Roundup: Revisionist history mythologizing

The electoral reform committee was back yesterday and the “star” witness was former NDP leader Ed Broadbent, currently heading the institute that bears his name. If you’ve been out of the loop, Broadbent is an unabashed supporter of Proportional Representation, and figures that Mixed-Member Proportional is the cat’s pyjamas, and proceeded to regale the committee with any number of ludicrous statements about both the current system and the purported wonders of MMP, and then delivered this particular gem: that MMP would have spared the west the National Energy Programme in the 1980s.

I. Can’t. Even.

https://twitter.com/emmmacfarlane/status/770351319471325185

The amount of mythologizing around the NEP in this country borders on psychosis. There was a time not so long ago that people also caterwauled that a Triple-E senate would also have prevented the NEP, with no actual proof that would be the case if you actually stopped to think about what would be involved in creating such an institution (particularly the imposition of party discipline because if you think you would be electing 105 independent senators, you’re even more delusional than the premise of the question belies). Most of these mythologies around the NEP forget that there was a history involved with global energy crises, broad support in the rest of the country, and that it was a global recession that happened around the same time that was largely responsible for the economic collapse that ensued as opposed to the NEP itself, but the two became conflated in the minds of most people.
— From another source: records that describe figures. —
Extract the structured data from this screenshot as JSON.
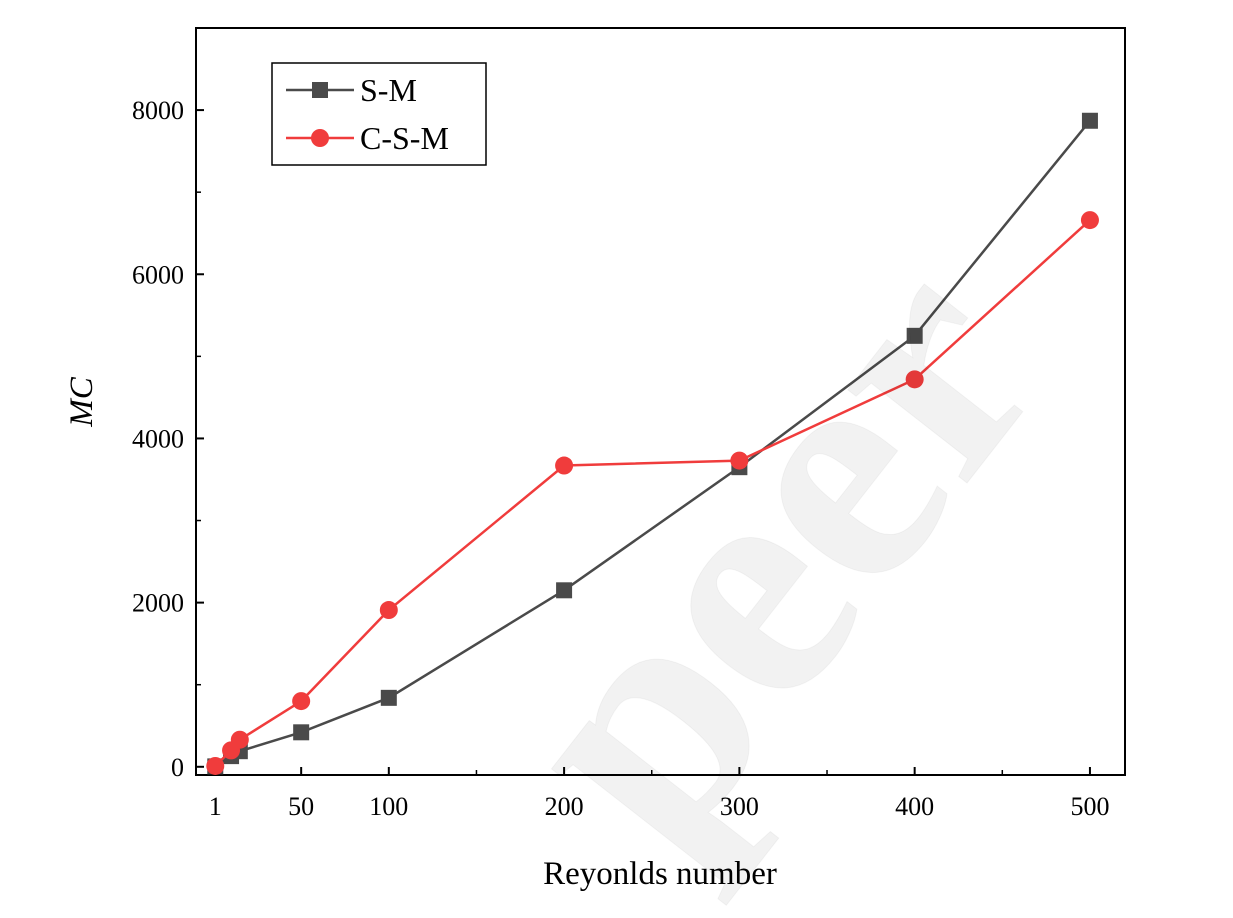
{
  "chart_data": {
    "type": "line",
    "title": "",
    "xlabel": "Reyonlds number",
    "ylabel": "MC",
    "xlim": [
      -10,
      520
    ],
    "ylim": [
      -100,
      9000
    ],
    "x_ticks": [
      1,
      50,
      100,
      200,
      300,
      400,
      500
    ],
    "y_ticks": [
      0,
      2000,
      4000,
      6000,
      8000
    ],
    "grid": false,
    "legend": "top-left",
    "series": [
      {
        "name": "S-M",
        "color": "#4a4a4a",
        "marker": "square",
        "points": [
          {
            "x": 1,
            "y": 5
          },
          {
            "x": 10,
            "y": 130
          },
          {
            "x": 15,
            "y": 190
          },
          {
            "x": 50,
            "y": 420
          },
          {
            "x": 100,
            "y": 840
          },
          {
            "x": 200,
            "y": 2150
          },
          {
            "x": 300,
            "y": 3650
          },
          {
            "x": 400,
            "y": 5250
          },
          {
            "x": 500,
            "y": 7870
          }
        ]
      },
      {
        "name": "C-S-M",
        "color": "#f03c3c",
        "marker": "circle",
        "points": [
          {
            "x": 1,
            "y": 10
          },
          {
            "x": 10,
            "y": 200
          },
          {
            "x": 15,
            "y": 330
          },
          {
            "x": 50,
            "y": 800
          },
          {
            "x": 100,
            "y": 1910
          },
          {
            "x": 200,
            "y": 3670
          },
          {
            "x": 300,
            "y": 3730
          },
          {
            "x": 400,
            "y": 4720
          },
          {
            "x": 500,
            "y": 6660
          }
        ]
      }
    ]
  }
}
It didn’t happen in a vacuum or because Pierre Elliot Trudeau simply rubbed his hands and tried to come up with a diabolical plan to screw the West. For Broadbent to suddenly claim that a PR system would have ensured more regional voices at the table and common sense would have prevailed is simply revisionist history combined with the kind of unicorn logic that his preferred voting system would have been responsible only for the good things in history and never the bad. It’s egregious bullshit and needs to be called out as such.

Good reads:

  • As Trudeau heads to China, the Conservative trade critic tries to dispute the narrative of the Conservative relationship with China.
  • He’s also trying to cast aspersions on the appointment of Pierre Pettigrew as the new CETA envoy.
  • Some people lament that Trudeau’s decision not to make an expensive photo op of visiting Arctic military exercises as a sign he’s not committed to the North.
  • Most of the Nunavut Liberal association has resigned over what sounds like the party leader having engineered Hunter Tootoo’s nomination (which then soured).
  • Protests cancelled the first day of NEB hearings on Energy East in Montreal, and they’ve cancelled them for today as well.
  • Conservatives seem to be making a partisan witch hunt in their criticism of the Supreme Court nomination committee members.
  • The government is gearing up for a court battle over private healthcare clinics in BC.
  • A peacekeeping mission to Africa could end up costing less than NATO deployments in Eastern Europe thanks to UN reimbursements.
  • Stephen Harper would have been up for a private members’ business slot when Parliament returned, had he not resigned.
  • Stephen Gordon writes about Stephen Harper’s economic legacy and the parts that the Liberals have adopted going forward.
  • Andrew Coyne warns against those who would see inflation targets raised, as it won’t actually lead to growth.
  • My Loonie Politics column asks why we can’t talk about accountability as part of electoral reform.

Odds and ends:

Apparently this was the best census in terms of response rate since 1666.